Ich habe nach Buch 2 dieser Reihe nur eine Frage: Wie viele Großmütter, zu denen man keinen Kontakt hatte, die einem dann aber spontan ihr Vermögen überlassen, gibt es bitte in Schottland? 🙄
"Wintertee im kleinen Strickladen in den Highlands" von Susanne Oswald ist der zweite Teil der Reihe "Der kleine Strickladen" rund um Maighread und ihrer Hingabe zum Stricken. Es war wieder einmal ein wirklich netter kleiner, leichter Roman für Zwischendurch und von diesen guten "Palette Cleansern" kann ich persönlich wirklich nie genug haben.
Das Buch führt uns erneut in die charmante Welt rund um Loch Lomond. Diesmal steht Chloe im Mittelpunkt, die eine große Leidenschaft für Kräuter und Teemischungen hat und daher einen kleinen Kräuterladen betreibt. Doch auch als Psychologin pendelt sie regelmäßig nach Glasgow, wo sie in einem Frauenhaus arbeitet. Ihre Beziehung zu ihrem Freund Scott leidet unter der Distanz, und auch die Nachricht vom Tod ihres Großvaters bringt Chloe ins Wanken.
Der Roman ist kurz und knackig, und der Schreibstil der Autorin trägt maßgeblich dazu bei, dass sich das Buch locker und unterhaltsam lesen lässt. Mit einer einfachen, aber humorvollen Sprache wird die Geschichte erzählt, und man taucht schnell in Chloes Welt ein. Für mich war es ein echter Palette Cleanser zwischendurch – ein Wohlfühlbuch, das mich in seiner angenehmen Leichtigkeit abgeholt hat.
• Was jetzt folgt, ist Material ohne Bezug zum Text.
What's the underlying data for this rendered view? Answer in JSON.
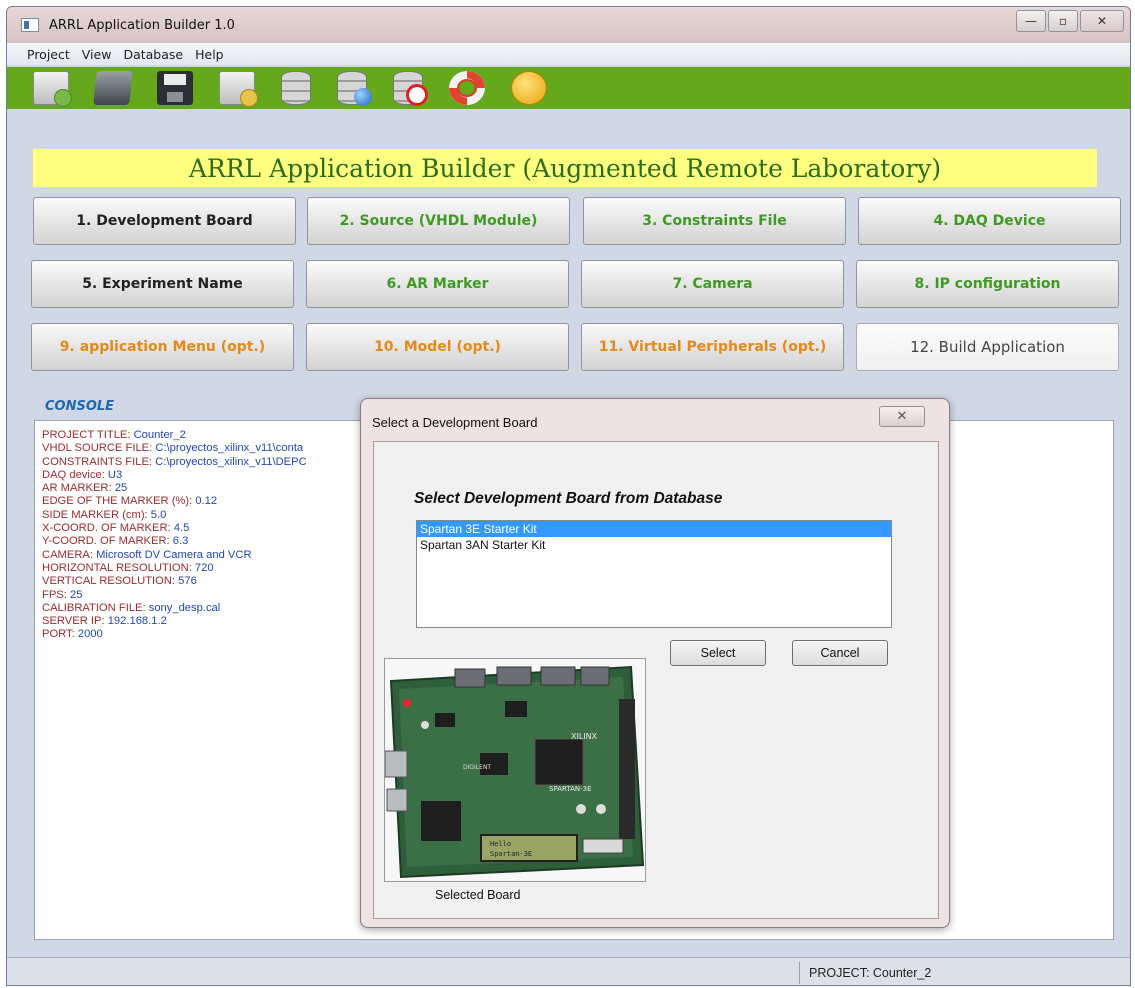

Besonders gut gefallen hat mir der emotionale Part, wie Chloe durch ein Kräuterbuch ihrem Großvater näherkommt und eine starke Bindung zu ihrer Großmutter aufbaut, obwohl sie nie eine enge Beziehung zu ihnen hatte. Diese tiefe menschliche Verbindung und das Loslassen von vergangenen Konflikten haben den Roman für mich besonders berührend gemacht.
Die Liebesgeschichte zwischen Chloe und Scott hat für mich jedoch nicht so richtig funktioniert. Die Chemie zwischen den beiden war kaum spürbar, und es fiel mir schwer, ihre Beziehung nachzuvollziehen. Sie wirkte für mich eher wie ein Nebenschauplatz.
FAZIT: "Wintertee im kleinen Strickladen in den Highlands" ist ein schöner, kuschliger Wohlfühl-Roman in tollem Setting und natürlich wieder mit extra Strickanleitungen zum selbst kreativ werden.
* Ich habe das Buch als Rezensionsexemplar von Harper Collins zu Verfügung gestellt bekommen.
Eine richtig schöne Wohlfühlgeschichte. Wie auch schon beim ersten Band hat man das Verlangen zu stricken oder kreativ zu werden, jedenfalls war es bei mir so.